The Supreme Court has held that “a court may not fashion a Bivens remedy if Congress already has provided, or has authorized the Executive to provide, ‘an alternative remedial structure.'” Egbert, 596 U.S. at 495 (quoting Abbasi, 582 U.S. at 137). The Supreme Court has held that the Bureau of Prison's administrative remedy program satisfies this requirement. Id. at 497 (citing Corr. Servs. Corp. v. Malesko, 534 U.S. 61, 74 (2001)); see also Bulger v. Hurwitz, 62 F.4th 127, 140-41 (4th Cir. 2023) (finding that Bureau of Prison's administrative remedy is a sufficient “alternative remedial structure” in special factors analysis); Silva v. United States, 45 F.4th 1134, 1141 (10th Cir. 2022) (same). It is irrelevant that monetary damages are not available through the Bureau of Prison's program. “So long as Congress or the Executive has created a remedial process that it finds sufficient to secure an adequate level of deterrence, the courts cannot second-guess that calibration by superimposing a Bivens remedy.” Egbert, 596 U.S. at 498. The Court “recognize[s] this remedial scheme might prove to be cold comfort to [plaintiff], who seeks an adversarial process and monetary damages, but the Supreme Court has declared that the government's procedures need not be as effective as an individual damages remedy to foreclose Bivens relief.” Barry v. Anderson, et al., No. 22-CV-03098, 2023 WL 8449246, at *4 (3d Cir. Dec. 6, 2023).
Therefore, I conclude that plaintiff lacks a viable Bivens action and will dismiss the second amended complaint with prejudice.
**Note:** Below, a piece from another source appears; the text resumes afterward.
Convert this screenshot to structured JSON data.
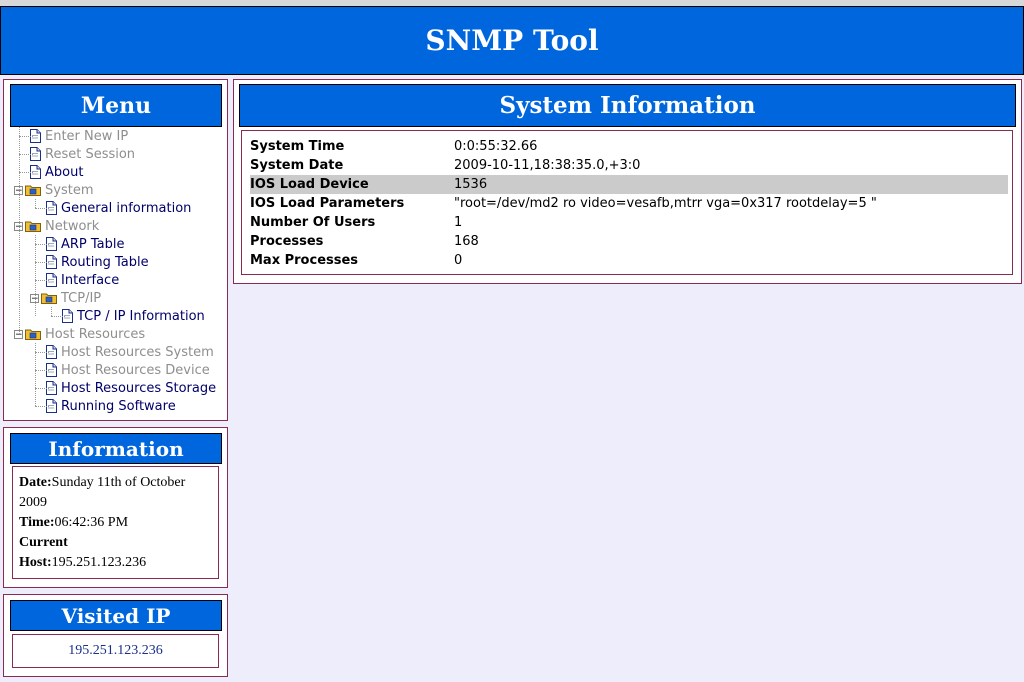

As I am dismissing the second amended complaint based on the lack of a viable Bivens action, it is unnecessary to address Dr. Song's qualified immunity argument.
IV. CONCLUSION
For the reasons stated above, I will grant both plaintiff's request to file an overlength brief and the Motion. I will dismiss the second amended complaint with prejudice. An appropriate order accompanies this opinion.